WHEN A city resident brought a mutilated shikra, a small hawk-like predatory bird, to prosthetist Karan Bir Singh, he was unsure of what was expected of him to aid the suffering bird of prey. “We work on creating artificial limbs for humans. At the most we have done some work for pet dogs and a few cows. But to create prosthetic legs for a bird was a new ball game altogether,” Singh says.
A month on, the bird is able to stand up on her two new prosthetic legs without stumbling. “It will still take some time to rehabilitate the shikra to the extent that she can walk and fly with ease, but at least there is some hope for her survival now,” Singh says.
The shikra was brought to Singh’s artificial limb centre by Jeet Brar, a businessman and a passionate animal lover. “The bird had been electrocuted we assume and fallen next to my house. Her legs were mutilated and mangled and she was unable to stand, let alone fly or hunt,” Brar says. Unable to leave the bird to its fate, Brar took the injured shikra to a local vet who told him that it wouldn’t be able to survive in the wild for a day.
“He told me make sure we feed the bird and let her heal for a bit. First we thought only one leg of the bird was missing, but later found that the other will be separated from its body as it had been badly electrocuted,” Brar says.
After the bird recuperated a little, Brar was referred to Singh’s clinic by the veterinarian he had been consulting. “I had no clue how people knew to send the bird to us, but we took it upon us to design prosthetic legs for it even though we were not sure how we would be able to do it,” Singh says. After Brar’s first visit to the clinic, doctors and experts at the clinic began working on the novel challenge of designing prosthetics for a small, light-boned creature.
“Before we began any other work, we had to identify the exact species of the bird, because that would allow us to approximate the length of its leg and the angle at which its joints are placed. We needed to study its anatomy to understand how to make a prosthetic work,” Singh says.
The prosthetist consulted a local bird expert who told them the bird was a shikra. Since both legs of the bird had been severed by the time it reached the clinic, Singh and his team did not have a sample to mimic the structure of prosthetic leg from. “If one of its legs was in place, we could have just mimicked the length and angles and shape. But since both were not there, we had to study and research to figure out the length and angles at which the prosthetic leg will be set,” Singh says.
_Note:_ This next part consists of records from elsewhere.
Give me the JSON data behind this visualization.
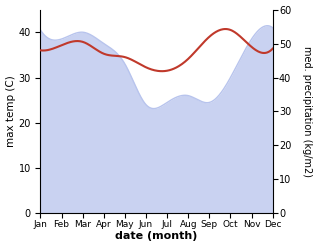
{
  "months": [
    "Jan",
    "Feb",
    "Mar",
    "Apr",
    "May",
    "Jun",
    "Jul",
    "Aug",
    "Sep",
    "Oct",
    "Nov",
    "Dec"
  ],
  "max_temp": [
    40.5,
    38.5,
    40.0,
    37.5,
    33.0,
    24.0,
    24.5,
    26.0,
    24.5,
    30.0,
    38.5,
    41.0
  ],
  "med_precip": [
    48.0,
    49.5,
    50.5,
    47.0,
    46.0,
    43.0,
    42.0,
    45.5,
    52.0,
    54.0,
    49.0,
    48.5
  ],
  "temp_fill_color": "#b8c4ed",
  "precip_color": "#c0392b",
  "temp_ylim": [
    0,
    45
  ],
  "precip_ylim": [
    0,
    60
  ],
  "xlabel": "date (month)",
  "ylabel_left": "max temp (C)",
  "ylabel_right": "med. precipitation (kg/m2)",
  "temp_yticks": [
    0,
    10,
    20,
    30,
    40
  ],
  "precip_yticks": [
    0,
    10,
    20,
    30,
    40,
    50,
    60
  ],
  "bg_color": "#ffffff"
}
Another challenge for Singh’s team was to find material which could match the bone density of the bird. “We decided to use thermoplastic sheets that we import from the US for creating limbs for infants. The sheet is light and can be easily moulded to match the shape needed. We further reinforced this with aluminium so that the bird’s legs would be strong yet light enough for it to fly,” Singh says.
After a few consultations which included discussions and a few rounds of testing different versions of the prosthetics, the team of experts was able to model limbs on which the bird could stand perfectly. “We had found the perfect angle at which the joints had to be placed because the bird was able to stand perfectly. Immediately we also saw this change in the bird’s demeanor, because instead of being agitated and confused, it became more calm and quiet for a few seconds,” Singh says.
Apart from standing and walking, the shikra needs its legs to catch prey with. “Once it gets used to the legs, it can use the prosthetic claws to hold and press down its prey with, even though the process wouldn’t be as easy as was for the bird before,” Singh says. The bird will need more sitting and practice with the prosthetic legs before it can finally be left on its own. “Right now it is still confused and shaken, unsure of what we did to it. But hopefully soon it will be back to normal and we can restore it to its habitat,” says Brar, who intends to take care of the bird until it learns to use its new legs.